[squeak-dev] Re: Collection>>sum implementation

Jason Johnson jason.johnson.081 at gmail.com
Wed Aug 13 11:51:18 UTC 2008


On Tue, Aug 12, 2008 at 6:39 PM, Andreas Raab <andreas.raab at gmx.de> wrote:
> Colin Putney wrote:
>>
>> This is  a bit like the #join: debate that comes up every now and then
>> when a Ruby/Python/Perl ex-pat asks how it is that we don't have  a method
>> for joining an array of strings into a single string. The short answer is
>> that it's because #join: only makes sense when all the elements of a
>> collection are strings, and therefore, it's bad design.
>
> I have to disagree. Have you ever looked at the senders of do:separatedBy:
> (which is the easiest way to find lots the places that would be improved by
> join)?
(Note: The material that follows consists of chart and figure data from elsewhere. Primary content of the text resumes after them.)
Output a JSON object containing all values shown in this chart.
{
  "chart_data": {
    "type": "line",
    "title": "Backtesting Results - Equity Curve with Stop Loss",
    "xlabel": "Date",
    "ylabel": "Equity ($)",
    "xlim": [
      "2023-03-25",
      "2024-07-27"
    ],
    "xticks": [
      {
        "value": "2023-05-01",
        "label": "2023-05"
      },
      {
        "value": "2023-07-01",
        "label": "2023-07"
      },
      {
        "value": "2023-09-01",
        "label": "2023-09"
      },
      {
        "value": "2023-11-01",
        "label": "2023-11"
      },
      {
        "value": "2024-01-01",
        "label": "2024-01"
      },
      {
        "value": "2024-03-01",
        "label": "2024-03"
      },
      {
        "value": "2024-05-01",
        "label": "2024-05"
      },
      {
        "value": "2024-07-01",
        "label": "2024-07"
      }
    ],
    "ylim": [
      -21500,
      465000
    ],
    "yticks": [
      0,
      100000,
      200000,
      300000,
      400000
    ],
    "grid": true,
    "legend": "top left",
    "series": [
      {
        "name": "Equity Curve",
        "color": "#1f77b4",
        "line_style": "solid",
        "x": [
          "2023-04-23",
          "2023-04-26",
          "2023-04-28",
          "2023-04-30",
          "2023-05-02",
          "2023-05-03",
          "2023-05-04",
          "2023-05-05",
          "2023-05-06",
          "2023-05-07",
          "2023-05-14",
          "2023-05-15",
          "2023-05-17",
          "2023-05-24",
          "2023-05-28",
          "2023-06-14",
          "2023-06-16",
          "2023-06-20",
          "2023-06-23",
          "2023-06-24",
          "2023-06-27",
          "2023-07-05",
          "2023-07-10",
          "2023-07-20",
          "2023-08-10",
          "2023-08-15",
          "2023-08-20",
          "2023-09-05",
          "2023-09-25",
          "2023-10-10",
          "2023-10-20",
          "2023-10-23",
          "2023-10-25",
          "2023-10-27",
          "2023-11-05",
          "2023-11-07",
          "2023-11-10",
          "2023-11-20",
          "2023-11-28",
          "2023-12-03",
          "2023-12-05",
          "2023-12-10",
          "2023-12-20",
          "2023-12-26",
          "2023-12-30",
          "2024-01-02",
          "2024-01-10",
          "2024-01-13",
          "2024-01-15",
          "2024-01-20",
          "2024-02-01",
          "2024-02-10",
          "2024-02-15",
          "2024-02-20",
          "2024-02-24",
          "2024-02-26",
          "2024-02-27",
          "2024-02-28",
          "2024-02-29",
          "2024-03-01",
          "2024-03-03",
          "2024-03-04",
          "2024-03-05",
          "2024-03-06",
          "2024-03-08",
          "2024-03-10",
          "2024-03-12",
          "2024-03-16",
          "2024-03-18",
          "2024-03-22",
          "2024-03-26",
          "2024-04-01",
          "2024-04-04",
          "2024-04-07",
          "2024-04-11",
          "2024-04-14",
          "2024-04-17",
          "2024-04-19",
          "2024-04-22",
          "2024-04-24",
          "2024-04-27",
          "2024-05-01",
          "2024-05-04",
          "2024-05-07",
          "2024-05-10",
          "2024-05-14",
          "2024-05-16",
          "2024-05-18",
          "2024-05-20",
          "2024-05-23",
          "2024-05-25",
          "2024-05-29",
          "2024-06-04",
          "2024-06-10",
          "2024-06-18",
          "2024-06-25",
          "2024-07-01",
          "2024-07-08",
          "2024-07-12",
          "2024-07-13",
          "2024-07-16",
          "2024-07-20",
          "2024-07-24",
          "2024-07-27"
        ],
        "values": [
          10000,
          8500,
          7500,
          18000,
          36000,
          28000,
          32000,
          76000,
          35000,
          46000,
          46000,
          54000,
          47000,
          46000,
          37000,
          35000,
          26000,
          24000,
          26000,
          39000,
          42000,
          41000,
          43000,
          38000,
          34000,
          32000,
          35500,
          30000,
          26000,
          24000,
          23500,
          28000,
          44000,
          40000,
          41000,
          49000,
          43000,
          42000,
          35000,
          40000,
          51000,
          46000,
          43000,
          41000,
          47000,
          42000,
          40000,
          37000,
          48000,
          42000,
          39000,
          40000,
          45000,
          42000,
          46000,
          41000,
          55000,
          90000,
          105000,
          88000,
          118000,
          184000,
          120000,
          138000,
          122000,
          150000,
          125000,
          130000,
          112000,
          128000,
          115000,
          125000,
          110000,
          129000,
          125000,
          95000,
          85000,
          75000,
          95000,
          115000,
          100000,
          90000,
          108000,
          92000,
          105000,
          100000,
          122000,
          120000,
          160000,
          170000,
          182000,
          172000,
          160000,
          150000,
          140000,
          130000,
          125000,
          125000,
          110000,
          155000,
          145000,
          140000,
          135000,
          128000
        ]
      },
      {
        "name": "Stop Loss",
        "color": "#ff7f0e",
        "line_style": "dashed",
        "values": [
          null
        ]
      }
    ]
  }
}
For example:
>
> ClassDscription>>instanceVariablesString
>  "Answer a string of my instance variable names separated by spaces."
>  ^String streamContents: [ :stream |
>    self instVarNames
>      do: [ :each | stream nextPutAll: each ]
>      separatedBy: [ stream space ] ]
>
> Why should code like this be duplicated throughout the system? If the
> requirement is that join: is only to join strings (which is fine with me)
> then convert the input to strings! It's simple, see:
>
> SequenceableCollection>>join: delimiter
>  "Join the elements of the receiver using the given delimiter"
>  ^String streamContents:[:s|
>    self do:[:each| s nextPutAll: each asString]
>         separatedBy:[s nextPutAll: delimiter asString]].
>
> and the first example becomes:
>
> ClassDescription>>instanceVariablesString
>  "Answer a string of my instance variable names separated by spaces."
>  ^self instVarNames join: ' '
>
> This is a muchly improved version as far as I am concerned.
>
>> This is similar. I'd say the best way to improve #sum would be to delete
>> it.
>
> It is indeed similar. In such that Collection>>sum is just as useful a
> utility that should be supported as well. I see no problem in requiring that
> #sum is only valid for non-empty input and the result is undefined
> (returning, nil, 0, or an error) if used on an empty collection.
>
> Cheers,
>  - Andreas

+1.  And there is already a join implementation out there (by Keith I
think) that does double dispatch so that the result will be sensible
depending on what was actually joined.